About Me
Based On A True Story
My name is Paul Hobson. I live in upstate New York, somewhere between waterfalls, old bridges, and the quiet hum of everyday life.
By trade, I work with my hands. I build, test, wire, measure, and troubleshoot. Precision matters. Details matter. If something doesn’t work, I fix it. If it can be better, I will make it better.
But this space isn’t about that.
Chronicles of Wasted Time is where I document the things that don’t fit neatly into a wiring diagram — the places I’ve walked, the photos I’ve taken, the books that lingered longer than they should have, the concerts that felt bigger than the venue they were played in.
I’m drawn to liminal spaces. Quiet roads. Fog rolling over stone. The kind of places that feel like they’re waiting for something.
I read a lot — horror, memoirs, philosophy, stories that unsettle more than they explain. I collect quotes the way some people collect tools. Words matter. They last.
I’m a husband. A father. A man watching his sons grow faster than feels fair.

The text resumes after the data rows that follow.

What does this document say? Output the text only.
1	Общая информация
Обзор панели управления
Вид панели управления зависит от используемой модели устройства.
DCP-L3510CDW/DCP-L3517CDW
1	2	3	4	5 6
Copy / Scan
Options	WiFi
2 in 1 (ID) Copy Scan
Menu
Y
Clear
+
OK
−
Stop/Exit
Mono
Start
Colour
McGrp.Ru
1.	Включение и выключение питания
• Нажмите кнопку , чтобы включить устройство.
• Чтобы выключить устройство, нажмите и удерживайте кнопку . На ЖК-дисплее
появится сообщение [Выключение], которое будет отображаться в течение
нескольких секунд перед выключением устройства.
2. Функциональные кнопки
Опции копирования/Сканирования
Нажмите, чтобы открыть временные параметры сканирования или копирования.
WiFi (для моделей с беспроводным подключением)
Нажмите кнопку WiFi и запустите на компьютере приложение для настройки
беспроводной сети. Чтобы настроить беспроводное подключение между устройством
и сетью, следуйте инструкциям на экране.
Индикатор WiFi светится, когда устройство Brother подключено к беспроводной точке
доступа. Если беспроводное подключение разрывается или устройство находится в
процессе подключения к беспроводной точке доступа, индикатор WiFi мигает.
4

Part of this project is about holding onto moments before they slip. Not in a sentimental way — just honestly.
I believe in discipline. In paying attention. In sharpening your wits so you notice the wonderful things that are already there.
Chronicles of Wasted Time isn’t really about wasting time at all.
It’s about noticing it.
And trying, in small ways, to make it count.
Once upon a time, I ran a website—very much like this one—under my own name: PaulHobson.com. It was glorious. Clean. Personal. A small digital monument to whatever I happened to be obsessed with at the time. I wish you could’ve seen it.
But life, as it does, shifted. Domains expire. Priorities change. And somewhere in the shuffle, I let it lapse. By the time I went looking for it again, it was gone—claimed by the indifferent machinery of the internet.
So I chose a new name.
Dorian Roark is an amalgamation of two literary figures who left their mark on me. Dorian comes from The Portrait of Dorian Gray—Oscar Wilde’s meditation on beauty, corruption, and the hidden self. Roark belongs to Howard Roark, the uncompromising architect at the center of The Fountainhead. One represents the internal struggle; the other, defiant individualism.
Together, they make a fitting alias.
If you haven’t read either of these novels, do yourself the favor.

The noblest pleasure is the joy of understanding.

The energy of the mind is the essence of life.

Somewhere, something incredible is waiting to be known.